Winslow Homer’s 1873 oil painting titled, Sunlight and Shadow—In the Hammock, depicts an idyllic scene of tranquil bourgeois leisure in a pastoral setting. The scene portrays a young middle-to-upper class woman, indicated by her well-maintained white dress and refined shoes, reading peacefully in a hammock. Stretching from one end of the canvas to the other, the woven hammock and its sitter appear to be floating amongst the varied green leaves and black branches. Her face is softly defined and relaxed; as her body and dangling skirt hem swing amongst light dappled trees. Critic Holland Cotter has said that Homer’s “apple scented mid-1870s images of upstate New York farms and schools…reflect a mood of national nostalgia as the country’s Centennial approached.”[1]

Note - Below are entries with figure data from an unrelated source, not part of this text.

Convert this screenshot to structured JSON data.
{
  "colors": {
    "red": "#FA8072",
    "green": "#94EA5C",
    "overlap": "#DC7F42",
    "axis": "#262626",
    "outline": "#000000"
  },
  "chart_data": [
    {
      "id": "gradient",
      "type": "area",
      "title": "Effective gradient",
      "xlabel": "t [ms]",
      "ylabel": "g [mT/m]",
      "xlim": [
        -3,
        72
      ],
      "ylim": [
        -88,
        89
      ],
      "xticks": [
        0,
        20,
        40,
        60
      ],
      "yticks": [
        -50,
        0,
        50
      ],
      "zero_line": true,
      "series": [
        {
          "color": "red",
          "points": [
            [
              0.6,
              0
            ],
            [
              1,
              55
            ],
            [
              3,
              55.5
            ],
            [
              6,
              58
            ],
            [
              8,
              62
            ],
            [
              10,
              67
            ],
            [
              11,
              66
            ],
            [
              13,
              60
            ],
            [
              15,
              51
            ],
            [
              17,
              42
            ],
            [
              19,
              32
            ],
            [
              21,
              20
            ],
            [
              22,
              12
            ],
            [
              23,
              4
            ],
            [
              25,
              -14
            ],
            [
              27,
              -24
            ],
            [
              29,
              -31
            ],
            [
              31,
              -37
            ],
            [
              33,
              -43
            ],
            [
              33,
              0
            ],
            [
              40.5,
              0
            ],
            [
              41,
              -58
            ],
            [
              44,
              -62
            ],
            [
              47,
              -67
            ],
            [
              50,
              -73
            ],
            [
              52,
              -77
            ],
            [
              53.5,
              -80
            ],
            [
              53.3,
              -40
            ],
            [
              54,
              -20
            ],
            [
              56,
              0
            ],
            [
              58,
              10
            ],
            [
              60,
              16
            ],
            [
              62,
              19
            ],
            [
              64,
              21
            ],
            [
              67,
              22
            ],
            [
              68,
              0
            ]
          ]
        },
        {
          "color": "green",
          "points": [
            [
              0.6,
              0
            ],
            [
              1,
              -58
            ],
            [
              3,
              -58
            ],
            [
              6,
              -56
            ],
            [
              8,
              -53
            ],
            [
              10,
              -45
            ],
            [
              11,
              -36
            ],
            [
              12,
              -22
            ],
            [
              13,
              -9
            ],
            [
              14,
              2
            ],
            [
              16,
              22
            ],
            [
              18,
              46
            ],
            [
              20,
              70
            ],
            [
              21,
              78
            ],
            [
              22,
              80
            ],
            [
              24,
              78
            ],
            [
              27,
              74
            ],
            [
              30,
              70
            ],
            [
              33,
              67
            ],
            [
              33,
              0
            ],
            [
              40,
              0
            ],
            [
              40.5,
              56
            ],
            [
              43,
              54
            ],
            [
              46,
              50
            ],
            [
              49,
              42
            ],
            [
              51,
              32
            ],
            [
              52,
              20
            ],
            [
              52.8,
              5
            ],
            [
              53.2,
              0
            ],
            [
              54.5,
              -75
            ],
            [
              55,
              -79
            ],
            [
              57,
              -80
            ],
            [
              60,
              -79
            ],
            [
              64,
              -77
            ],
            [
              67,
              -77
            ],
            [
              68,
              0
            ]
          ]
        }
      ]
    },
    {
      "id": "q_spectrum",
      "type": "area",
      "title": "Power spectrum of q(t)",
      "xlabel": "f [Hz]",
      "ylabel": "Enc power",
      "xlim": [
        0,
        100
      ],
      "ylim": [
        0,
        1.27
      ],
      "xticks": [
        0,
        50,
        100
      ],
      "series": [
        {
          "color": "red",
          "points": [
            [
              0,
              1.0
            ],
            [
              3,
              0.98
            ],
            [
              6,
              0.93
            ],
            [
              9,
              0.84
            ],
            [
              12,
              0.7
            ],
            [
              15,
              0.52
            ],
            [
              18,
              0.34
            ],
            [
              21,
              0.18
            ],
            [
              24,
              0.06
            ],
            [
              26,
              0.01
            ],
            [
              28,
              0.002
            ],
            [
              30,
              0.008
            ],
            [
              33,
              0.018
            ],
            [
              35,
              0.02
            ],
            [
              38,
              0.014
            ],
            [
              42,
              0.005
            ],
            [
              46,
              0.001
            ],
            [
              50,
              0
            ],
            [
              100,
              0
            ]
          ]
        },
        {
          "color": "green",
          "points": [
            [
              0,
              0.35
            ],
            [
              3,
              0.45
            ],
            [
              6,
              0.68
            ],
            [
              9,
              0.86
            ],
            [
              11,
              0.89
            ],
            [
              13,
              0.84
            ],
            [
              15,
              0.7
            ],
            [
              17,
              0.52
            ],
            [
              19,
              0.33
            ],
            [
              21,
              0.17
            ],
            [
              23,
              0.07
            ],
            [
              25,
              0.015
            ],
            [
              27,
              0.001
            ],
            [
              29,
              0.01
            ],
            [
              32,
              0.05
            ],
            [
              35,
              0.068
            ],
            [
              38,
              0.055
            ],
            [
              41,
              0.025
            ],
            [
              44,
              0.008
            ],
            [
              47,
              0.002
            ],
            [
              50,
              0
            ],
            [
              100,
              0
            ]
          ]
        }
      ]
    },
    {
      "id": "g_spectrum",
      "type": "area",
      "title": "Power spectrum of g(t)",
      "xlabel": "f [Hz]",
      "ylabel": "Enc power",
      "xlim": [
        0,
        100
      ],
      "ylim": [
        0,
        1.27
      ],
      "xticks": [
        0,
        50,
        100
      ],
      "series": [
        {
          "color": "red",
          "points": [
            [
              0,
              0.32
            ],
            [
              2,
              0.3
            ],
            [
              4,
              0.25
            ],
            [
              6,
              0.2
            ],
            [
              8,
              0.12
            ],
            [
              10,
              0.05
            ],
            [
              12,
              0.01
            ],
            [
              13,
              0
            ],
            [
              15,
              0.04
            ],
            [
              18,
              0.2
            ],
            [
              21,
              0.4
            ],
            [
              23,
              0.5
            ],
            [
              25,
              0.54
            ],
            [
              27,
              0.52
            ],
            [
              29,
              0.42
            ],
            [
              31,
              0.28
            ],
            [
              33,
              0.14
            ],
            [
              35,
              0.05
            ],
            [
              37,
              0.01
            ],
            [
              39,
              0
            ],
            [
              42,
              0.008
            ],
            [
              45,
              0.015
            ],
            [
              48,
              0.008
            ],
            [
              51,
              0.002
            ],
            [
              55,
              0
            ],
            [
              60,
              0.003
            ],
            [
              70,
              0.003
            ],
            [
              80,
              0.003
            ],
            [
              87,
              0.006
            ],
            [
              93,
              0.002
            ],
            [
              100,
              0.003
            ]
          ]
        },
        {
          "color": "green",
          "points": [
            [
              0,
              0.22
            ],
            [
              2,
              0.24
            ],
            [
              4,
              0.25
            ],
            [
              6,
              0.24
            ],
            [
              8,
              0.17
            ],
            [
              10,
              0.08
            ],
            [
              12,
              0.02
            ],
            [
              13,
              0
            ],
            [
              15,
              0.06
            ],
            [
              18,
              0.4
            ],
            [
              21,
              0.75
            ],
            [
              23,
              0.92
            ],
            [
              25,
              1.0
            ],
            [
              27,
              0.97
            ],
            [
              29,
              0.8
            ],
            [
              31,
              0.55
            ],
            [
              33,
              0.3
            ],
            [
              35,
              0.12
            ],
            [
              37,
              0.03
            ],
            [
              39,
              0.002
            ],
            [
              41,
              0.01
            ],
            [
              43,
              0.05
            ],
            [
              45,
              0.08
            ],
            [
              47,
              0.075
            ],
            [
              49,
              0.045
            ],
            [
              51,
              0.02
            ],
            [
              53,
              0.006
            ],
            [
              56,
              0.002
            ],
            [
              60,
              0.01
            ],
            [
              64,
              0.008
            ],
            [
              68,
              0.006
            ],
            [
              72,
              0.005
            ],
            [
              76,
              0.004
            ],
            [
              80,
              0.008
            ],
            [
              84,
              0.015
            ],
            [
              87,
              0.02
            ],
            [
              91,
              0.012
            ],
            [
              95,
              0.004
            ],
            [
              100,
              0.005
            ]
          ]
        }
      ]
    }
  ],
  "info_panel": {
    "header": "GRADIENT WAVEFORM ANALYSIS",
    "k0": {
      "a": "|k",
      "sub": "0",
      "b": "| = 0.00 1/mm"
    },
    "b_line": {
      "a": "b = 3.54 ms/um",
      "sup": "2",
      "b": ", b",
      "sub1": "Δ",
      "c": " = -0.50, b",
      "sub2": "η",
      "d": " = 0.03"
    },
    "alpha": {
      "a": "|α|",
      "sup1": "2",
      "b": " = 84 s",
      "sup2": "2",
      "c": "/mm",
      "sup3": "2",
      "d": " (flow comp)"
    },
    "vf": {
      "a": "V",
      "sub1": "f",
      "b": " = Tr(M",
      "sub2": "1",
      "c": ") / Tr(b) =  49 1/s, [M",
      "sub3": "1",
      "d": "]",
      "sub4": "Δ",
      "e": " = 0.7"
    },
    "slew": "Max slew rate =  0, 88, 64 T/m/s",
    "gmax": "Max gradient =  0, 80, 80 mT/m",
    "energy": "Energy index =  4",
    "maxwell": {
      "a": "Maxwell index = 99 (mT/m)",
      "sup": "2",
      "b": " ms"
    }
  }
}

This painting has a special place in my heart, not only because of its impressionistic rendering of light and social symbolism, but because it was featured in Cooper Hewitt’s 2006 exhibition, Frederic Church, Winslow Homer & Thomas Moran: Tourism and the American Landscape. This was the first exhibition in which I toured as a docent for the museum, and it was an impressionable one for me in that so many of the works on display by Homer, Church and Moran were part of the museum’s original collection. From 1912-1920, Charles Savage Homer Jr., Winslow Homer’s brother, and his wife donated a remarkable collection of over 300 paintings, watercolors, and drawings by the artist, constituting the largest collection of Homer material in any museum. It is the museum’s good fortune to have this Homer painting as one of its treasures.
Rachel Brill was a volunteer docent at Cooper Hewitt, Smithsonian Design Museum. She has a Bachelor of Arts degree in Art History and Italian language from Vassar College.
[1] Cotter, Holland. “Winslow Homer: American Vistas,” Art in America, December 1996, Vol. 84, Issue 12, p. 57.